How to Write Fiction that Feels Real

This page talks about how to write fiction that feels real to the reader by "showing" instead of "telling." At the bottom of the page, you'll find links to more creative writing tips and help, including a free online writing course.

How to write fiction that shows instead of tells

Writing fiction is like trying to convince someone you're cool. As in, the best tactic might not be to walk up to the person and say, "Hello, I'm super-cool." No, instead, you'd choose cool clothes. You'd show up with cool-looking friends and make sure they mention cool things you've done. You'll seem a lot cooler to someone who thinks she's discovered your coolness for herself.

How does this apply to fiction? If you tell a reader something, the reader has to take your word for it. But if you show it to the reader, then the impact is a lot more powerful.


Examples of showing versus telling

Example of telling: Lois was a horribly messy person.

Example of showing: Hey, there's my sandwich!' Lois exclaimed triumphantly, spying yesterday's meatball sub protruding from the heap of dirty laundry on the backseat of her car.

What if, instead of messy, Lois were compulsively neat? Think about how you could show that. What does a compulsively neat person do? (I know someone who organizes her kitchen cabinets in perfect rows, measuring the exact space between the items with a ruler). What situations bring out a person's compulsive neatness?

Here's another example of telling: It was a hot day.

Example of showing: Her shirt stuck to the small of her back, and sweat rolled down her thighs as she trudged across the parched grass to the porch, where a collie panted in the thin shadow offered by the rocking chair.

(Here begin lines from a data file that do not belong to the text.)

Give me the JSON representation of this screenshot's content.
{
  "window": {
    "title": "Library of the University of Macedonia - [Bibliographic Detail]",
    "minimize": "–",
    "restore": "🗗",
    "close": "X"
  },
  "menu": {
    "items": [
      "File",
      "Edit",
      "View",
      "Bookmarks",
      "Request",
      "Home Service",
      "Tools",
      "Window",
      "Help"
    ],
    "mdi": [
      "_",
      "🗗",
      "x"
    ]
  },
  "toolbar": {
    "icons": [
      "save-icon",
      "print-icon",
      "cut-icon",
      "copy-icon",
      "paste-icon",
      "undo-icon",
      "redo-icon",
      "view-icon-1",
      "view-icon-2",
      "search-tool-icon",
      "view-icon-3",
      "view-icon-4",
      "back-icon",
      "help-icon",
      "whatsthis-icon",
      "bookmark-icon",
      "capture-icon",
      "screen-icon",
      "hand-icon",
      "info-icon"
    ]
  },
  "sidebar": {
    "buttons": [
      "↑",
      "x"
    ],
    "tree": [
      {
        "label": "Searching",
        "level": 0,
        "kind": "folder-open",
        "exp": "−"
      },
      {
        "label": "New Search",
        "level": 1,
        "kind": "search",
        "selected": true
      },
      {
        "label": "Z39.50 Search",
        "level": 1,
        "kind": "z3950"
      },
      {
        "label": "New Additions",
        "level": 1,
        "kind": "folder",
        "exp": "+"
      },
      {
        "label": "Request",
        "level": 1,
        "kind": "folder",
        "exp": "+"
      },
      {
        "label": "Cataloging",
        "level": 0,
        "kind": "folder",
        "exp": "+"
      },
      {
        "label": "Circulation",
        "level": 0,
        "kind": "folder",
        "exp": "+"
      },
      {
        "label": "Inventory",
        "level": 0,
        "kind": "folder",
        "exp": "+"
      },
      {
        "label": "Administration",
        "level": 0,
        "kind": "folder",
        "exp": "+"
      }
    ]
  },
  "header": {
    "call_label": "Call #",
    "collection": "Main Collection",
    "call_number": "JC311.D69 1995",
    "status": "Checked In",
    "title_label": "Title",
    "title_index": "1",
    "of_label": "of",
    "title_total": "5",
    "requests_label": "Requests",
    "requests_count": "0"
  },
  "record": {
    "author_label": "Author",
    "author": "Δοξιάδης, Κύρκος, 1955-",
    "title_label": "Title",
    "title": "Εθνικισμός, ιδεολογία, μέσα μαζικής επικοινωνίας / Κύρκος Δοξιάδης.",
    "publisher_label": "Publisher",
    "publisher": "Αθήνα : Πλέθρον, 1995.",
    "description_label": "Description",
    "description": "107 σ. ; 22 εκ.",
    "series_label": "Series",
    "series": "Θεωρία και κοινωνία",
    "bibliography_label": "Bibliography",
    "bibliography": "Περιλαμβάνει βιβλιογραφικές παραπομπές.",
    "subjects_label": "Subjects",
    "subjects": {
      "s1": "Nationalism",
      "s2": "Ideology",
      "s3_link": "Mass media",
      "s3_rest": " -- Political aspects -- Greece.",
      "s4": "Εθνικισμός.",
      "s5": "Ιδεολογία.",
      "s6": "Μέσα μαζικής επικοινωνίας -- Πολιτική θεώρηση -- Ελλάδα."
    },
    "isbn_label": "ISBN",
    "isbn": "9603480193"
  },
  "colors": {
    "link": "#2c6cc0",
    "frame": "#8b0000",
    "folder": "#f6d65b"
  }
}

Notice some advantages of showing versus telling:

  1. It's more interesting to read.

  2. It creates a sharper mental picture.

  3. It provides more information. The last "showing" example lets you know something about what kind of hot weather it was, neither the silken warmth of a tropical beach or the deadly scorch of the desert.

  4. It's convincing. If I say it was a hot day, you'll probably trust me on that. But if I say Lois is horribly messy, you might wonder if she's really as bad as I'm claiming. For all you know, I'm a neat freak, and Lois has things in better perspective. With the "showing" example, you can judge for yourself.

  5. It's possible to do more than one thing at a time. You can show the reader that the weather's hot at the same time that you walk your character up her front yard to her porch and introduce her dog.

"But if Lois is a mess, can't I just say she's a mess?"

Sure, you can. And there are times when you should.

A few reasons to tell something instead of showing:

  • It's not important.

  • It's boring. You might show me your character falling asleep in biology class, but please don't subject me to the entire biology lecture.

  • It's background information you want to communicate efficiently.

  • Telling just works better. If you want me to know that your character's from Ohio, you can say so. It's not necessary to leave Ohio bus tickets lying around his room or to have him drop "Go Buckeyes!" into the conversation.

Exercise: how to write fiction that shows

Replace each "telling" sentence with "showing" ones.


Telling - They were angry.
Showing - He slammed his water glass down on the table so hard her plate rattled. Still, she refused to look at him, glaring instead at her napkin, which she was ripping into shreds with her fingernails.

Telling - She was a very organized person.
Showing -

Telling - It was a cold day.
Showing -

Telling - She had a secret crush on her realtor.